The changelog refers to endpoint fields as current_revision / deploying_revision, while the code uses current_revision_id / deploying_revision_id. Consider updating the changelog to match the actual field names (or clarify that these refer to revision IDs) to prevent ambiguity in release notes.

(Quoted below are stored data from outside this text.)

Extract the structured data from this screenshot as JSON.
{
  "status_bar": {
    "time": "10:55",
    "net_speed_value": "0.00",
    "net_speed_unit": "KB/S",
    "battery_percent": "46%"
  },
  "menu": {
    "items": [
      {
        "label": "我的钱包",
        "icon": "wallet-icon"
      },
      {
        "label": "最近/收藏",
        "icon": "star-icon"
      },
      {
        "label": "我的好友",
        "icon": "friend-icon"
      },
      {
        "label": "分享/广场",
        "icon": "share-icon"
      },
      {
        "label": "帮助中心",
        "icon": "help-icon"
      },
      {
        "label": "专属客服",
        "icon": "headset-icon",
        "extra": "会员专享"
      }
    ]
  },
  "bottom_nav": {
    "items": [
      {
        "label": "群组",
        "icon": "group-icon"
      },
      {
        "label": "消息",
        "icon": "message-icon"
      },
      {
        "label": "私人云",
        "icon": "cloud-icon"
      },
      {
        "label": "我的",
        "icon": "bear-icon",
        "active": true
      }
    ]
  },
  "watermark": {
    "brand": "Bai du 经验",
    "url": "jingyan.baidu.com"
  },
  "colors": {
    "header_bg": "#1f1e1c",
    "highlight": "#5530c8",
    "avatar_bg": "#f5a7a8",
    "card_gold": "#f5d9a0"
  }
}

| Evict orphan-revision routes (active routes whose `revision_id` is neither the endpoint's `current_revision` nor its `deploying_revision`) through `RouteEvictionHandler` alongside the existing scaling-group health-policy eviction, so a preempted rollout no longer leaves behind PROVISIONING / RUNNING routes pointing at a stale revision. | |
| Evict orphan-revision routes (active routes whose `revision_id` is neither the endpoint's `current_revision_id` nor its `deploying_revision_id`) through `RouteEvictionHandler` alongside the existing scaling-group health-policy eviction, so a preempted rollout no longer leaves behind PROVISIONING / RUNNING routes pointing at a stale revision. |
Summary
RouteEvictionHandlerpreviously fired only on RUNNING routes whose health was flagged by the scaling group'scleanup_target_statuses(default UNHEALTHY). Active routes whoserevision_idmatched neither the endpoint'scurrent_revisionnor itsdeploying_revision(e.g. leftovers from a preempted rollout) were never cleaned up.lifecycle=[PROVISIONING, RUNNING], all health statuses) and combine two eviction reasons insideRouteExecutor.cleanup_routes_by_config:route.revision_idis not the endpoint's current or deploying revision. Skipped when the endpoint has no revisions known yet (bootstrap state) so freshly created routes are not wiped.health_statusis in the resource group'scleanup_target_statuses.Test plan
test_orphan_revision_route_marked_for_cleanup— preempted leftover gets evicted regardless of healthtest_provisioning_route_for_deploying_revision_kept— active rollout PROVISIONING route is kepttest_orphan_check_skipped_when_no_known_revisions— bootstrap endpoint without current/deploying never wipes routesRE-001 / RE-002 / RE-003continue to pass (now explicitly stubcurrent_revision_id)pants test --changed-since=origin/main --changed-dependents=transitive(all pass)pants fmt / lint / checkcleanNote
from_statusis recorded as the first lifecycle intarget.lifecycle(PROVISIONING after this change). Cosmetic limitation — the actual UPDATE is still gated byRouteConditions.by_lifecycle_statuses(target.lifecycle)so routes only transition out of their real prior status. Worth a follow-up if richer history matters.set_deploying_revisionto override an active deploying revision) — orphan leftovers will be picked up by this handler in the very next route-handler tick.